Destino. "O Brasil é o destino por excelência das vendas argentinas de veículos. Por isso, parece que é uma retaliação encoberta", disse ao Estado o economista Mauricio Claverí, da consultoria Abeceb. "Sem dúvida, é a forma de retaliar que mais tem efeito sobre o governo Kirchner."
"Em 2009, quando o Brasil retaliou barreiras argentinas com a aplicação de medidas contra alimentos argentinos, o efeito foi rápido e o governo Kirchner cedeu. No caso das exportações automotivas, que são o "coração" das vendas ao exterior, a resposta deve ser ainda mais rápida." Na sequência, Claverí usou uma expressão tipicamente argentina para dizer que o conflito não chegará a um ponto sem retorno: "La sangre no llegará al río (o sangue não chegará ao rio)".
Em 2010, do total de 457 mil veículos exportados pela Argentina, 370 mil foram enviados ao Brasil, o equivalente a 81% das vendas do setor ao exterior. Em dinheiro, foram US$ 5,3 bilhões, de um total de US$ 6,584 bilhões exportados ao Brasil.
Segundo a Adefa, as exportações de automóveis já estão sendo barradas na fronteira por causa do licenciamento não automático anunciado pelo governo brasileiro. "Algumas empresas já foram afetadas pela medida.
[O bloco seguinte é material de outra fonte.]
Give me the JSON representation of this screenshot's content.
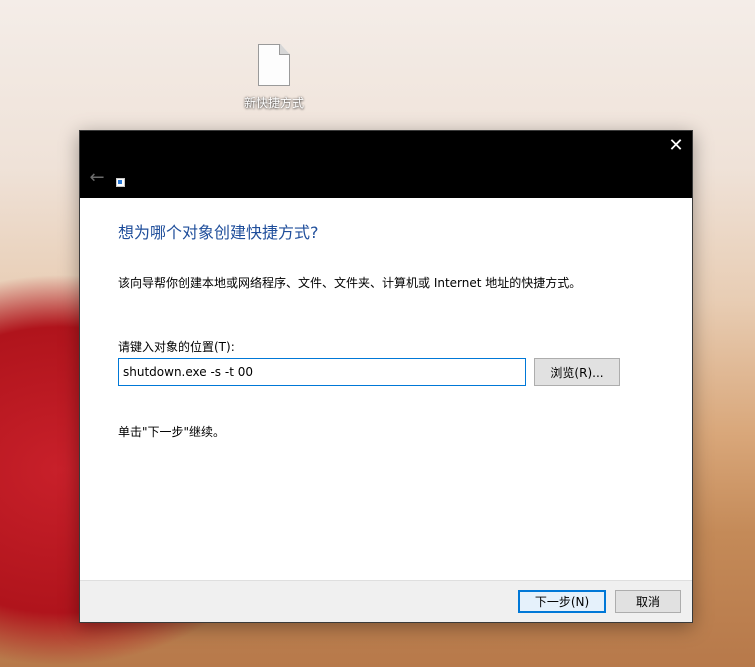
{
  "desktop": {
    "shortcut_label": "新快捷方式"
  },
  "dialog": {
    "close_glyph": "✕",
    "back_glyph": "←",
    "heading": "想为哪个对象创建快捷方式?",
    "description": "该向导帮你创建本地或网络程序、文件、文件夹、计算机或 Internet 地址的快捷方式。",
    "field_label": "请键入对象的位置(T):",
    "location_value": "shutdown.exe -s -t 00",
    "browse_label": "浏览(R)...",
    "hint": "单击\"下一步\"继续。",
    "next_label": "下一步(N)",
    "cancel_label": "取消",
    "accent_color": "#0078d7",
    "heading_color": "#1f4e9b"
  },
  "icons": [
    "file-icon",
    "close-icon",
    "back-arrow-icon",
    "shortcut-wizard-icon"
  ]
}
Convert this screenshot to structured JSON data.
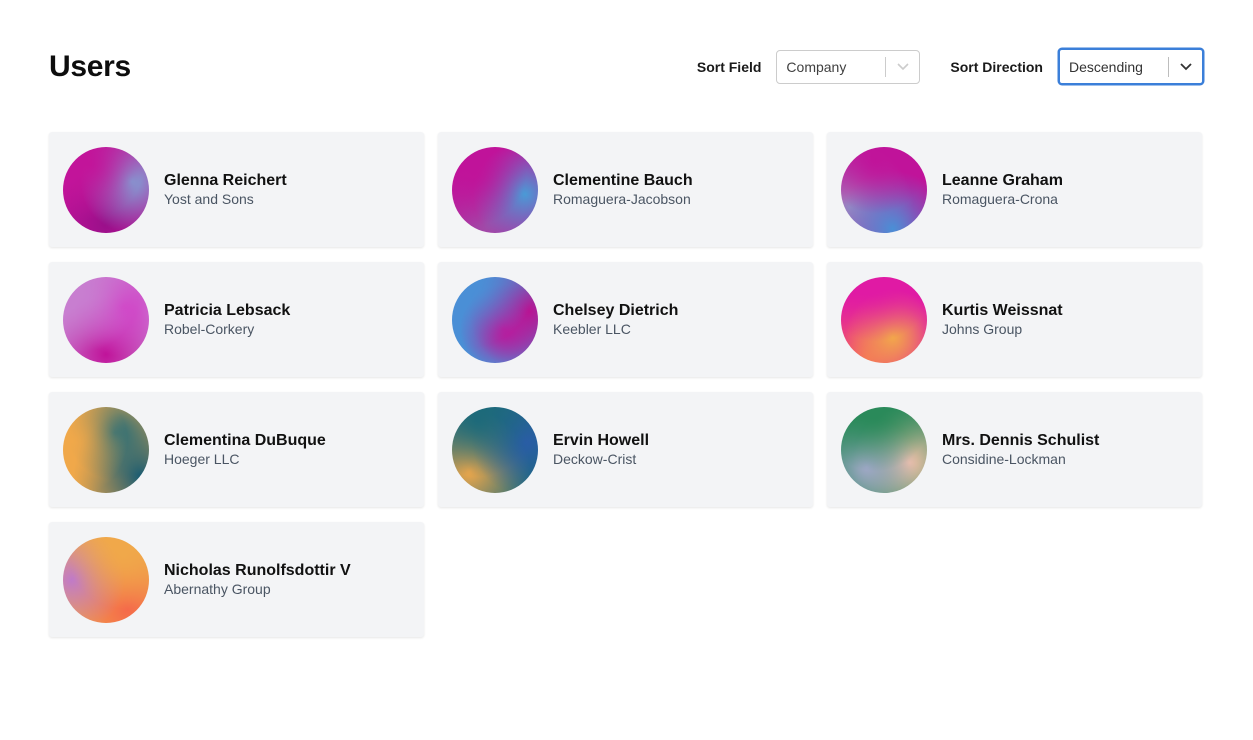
{
  "header": {
    "title": "Users",
    "sort_field": {
      "label": "Sort Field",
      "value": "Company"
    },
    "sort_direction": {
      "label": "Sort Direction",
      "value": "Descending"
    }
  },
  "users": [
    {
      "name": "Glenna Reichert",
      "company": "Yost and Sons",
      "avatar_colors": [
        "#c2149a",
        "#7fa4d6",
        "#9a0f8a"
      ]
    },
    {
      "name": "Clementine Bauch",
      "company": "Romaguera-Jacobson",
      "avatar_colors": [
        "#c0139a",
        "#4a9ad6",
        "#a04aa8"
      ]
    },
    {
      "name": "Leanne Graham",
      "company": "Romaguera-Crona",
      "avatar_colors": [
        "#c0139a",
        "#4a8fd6",
        "#a085c0"
      ]
    },
    {
      "name": "Patricia Lebsack",
      "company": "Robel-Corkery",
      "avatar_colors": [
        "#c87ed0",
        "#d23cc6",
        "#c0139a"
      ]
    },
    {
      "name": "Chelsey Dietrich",
      "company": "Keebler LLC",
      "avatar_colors": [
        "#4a8fd6",
        "#c0139a",
        "#b51490"
      ]
    },
    {
      "name": "Kurtis Weissnat",
      "company": "Johns Group",
      "avatar_colors": [
        "#e01aa4",
        "#f2a84a",
        "#f56a5a"
      ]
    },
    {
      "name": "Clementina DuBuque",
      "company": "Hoeger LLC",
      "avatar_colors": [
        "#f0a84a",
        "#1d6a7a",
        "#1a5c72"
      ]
    },
    {
      "name": "Ervin Howell",
      "company": "Deckow-Crist",
      "avatar_colors": [
        "#1d6a7a",
        "#2a5ca8",
        "#f0a84a"
      ]
    },
    {
      "name": "Mrs. Dennis Schulist",
      "company": "Considine-Lockman",
      "avatar_colors": [
        "#2a8a5a",
        "#a0a8c8",
        "#f0c0a8"
      ]
    },
    {
      "name": "Nicholas Runolfsdottir V",
      "company": "Abernathy Group",
      "avatar_colors": [
        "#f0a84a",
        "#c07ac8",
        "#f56a4a"
      ]
    }
  ]
}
Elas contavam com licenças automáticas quando fizeram os embarques, mas ao chegar à fronteira as autoridades brasileiras não liberaram a entrada", disse o secretário executivo da Adefa, Fernando Canedo.
Canedo não quis identificar queis seriam as empresas atingidas, mas a Agência Estado apurou com fontes do mercado que seriam a Mercedes-Benz, a Toyota e a General Motors. "Hoje são apenas três, mas nos próximos dias serão todas as montadoras", disse a fonte.
PARA ENTENDER
Ao longo da última década, o setor automotivo argentino saiu do inferno em direção ao paraíso. O fundo do poço ocorreu em 2002, em meio à maior crise econômica, social e financeira da Argentina, quando a produção automotiva foi de apenas 90 mil unidades, a marca mais baixa desde 1960. Mas desde 2003, o setor começou uma recuperação persistente, em grande parte por causa do mercado brasileiro. Em 2010, o país produziu 724 mil unidades.